Vogt’s selection of Scowcroft as the White House military assistant and Kissinger’s later choice of Scowcroft as his deputy were not accidents. General Hughes had recommended that Scowcroft replace him as military assistant, since it was known that Lt. Gen. Alexander Haig, Kissinger’s deputy national security advisor, wanted to return to the Army.219 Hughes further calculated that Scowcroft, once he was in position as Nixon’s military assistant, had the intelligence, academic training, administrative savvy, and personality to attract Kissinger’s attention.220 Both Hughes and Vogt wanted an Air Force officer to serve as Kissinger’s right-hand man, since the deputy national security advisor was the first to brief the president each morning and was in constant contact with the commander in chief. He would be well placed to learn of developments vital to Air Force interests, such as diplomatic breakthroughs or early drafts of the federal budget.221 If Scowcroft became Kissinger’s new deputy, Hughes and Vogt figured they would be kept apprised of Kissinger’s plans. Like the other Air Force and other military leaders, they both feared and distrusted Kissinger because of his unpredictable foreign policy and his apparent influence over the president.

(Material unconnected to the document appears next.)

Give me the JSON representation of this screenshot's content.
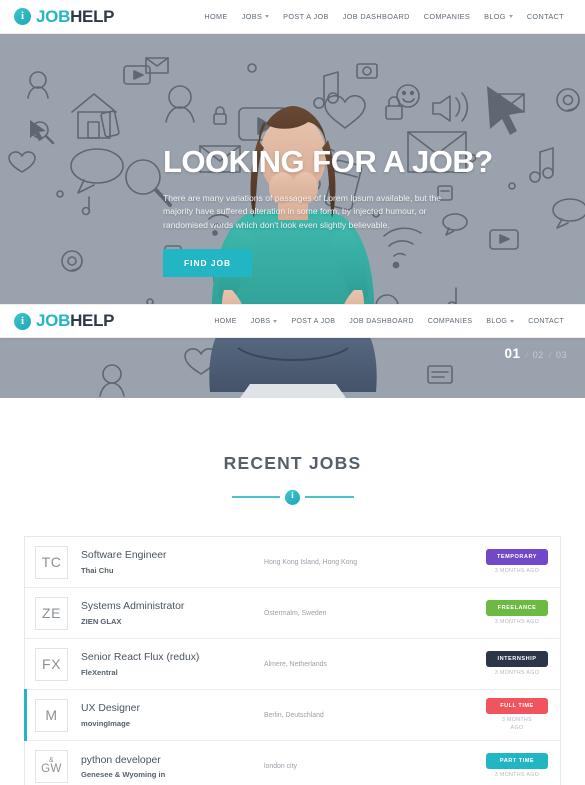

They, along with other Air Force leaders, especially disliked having the national security advisor tell them how many and what kind of missiles or bombers they could have.222

Hughes’s and Vogt’s scheming was not unusual within the Nixon administration. Haig had been providing top Army generals and defense secretary Melvin Laird with information on Kissinger’s activities and plans. Navy officers serving on the NSC staff had been found eavesdropping on Kissinger’s conversations and then passing along information to the chief of Navy operations, Adm. Elmo Zumwalt. And in December 1971, just before Scowcroft started his new job, the news broke that Navy Yeoman Charles Radford, who was on the NSC staff, had been spying for Adm. Thomas Moorer, the chairman of the Joint Chiefs of Staff. For months, Radford had been taking thousands of secret papers from Kissinger’s burn bag, papers Kissinger had not shared with the military, and delivering them to Admiral Moorer. (Nixon, upon finding out, decided not to take any formal action or punitive measures, because, as Scowcroft explains, the Defense Department wasn’t leaking information.)223

Air Force leaders wanted their own man as Kissinger’s deputy. They didn’t want another Army officer, much less—God forbid!—a Navy man. And Hughes and Vogt calculated that the best way to get their man selected as deputy national security advisor was to station him inside the White House as military assistant to the president. Nixon, meanwhile, had heard of Scowcroft’s superlative performance at Air Force headquarters and the Office of the Joint Chiefs, and was happy to accept Vogt’s and Hughes’s recommendation.224

Colonel Scowcroft was to be the Air Force’s White House spy. At least, that was the plan.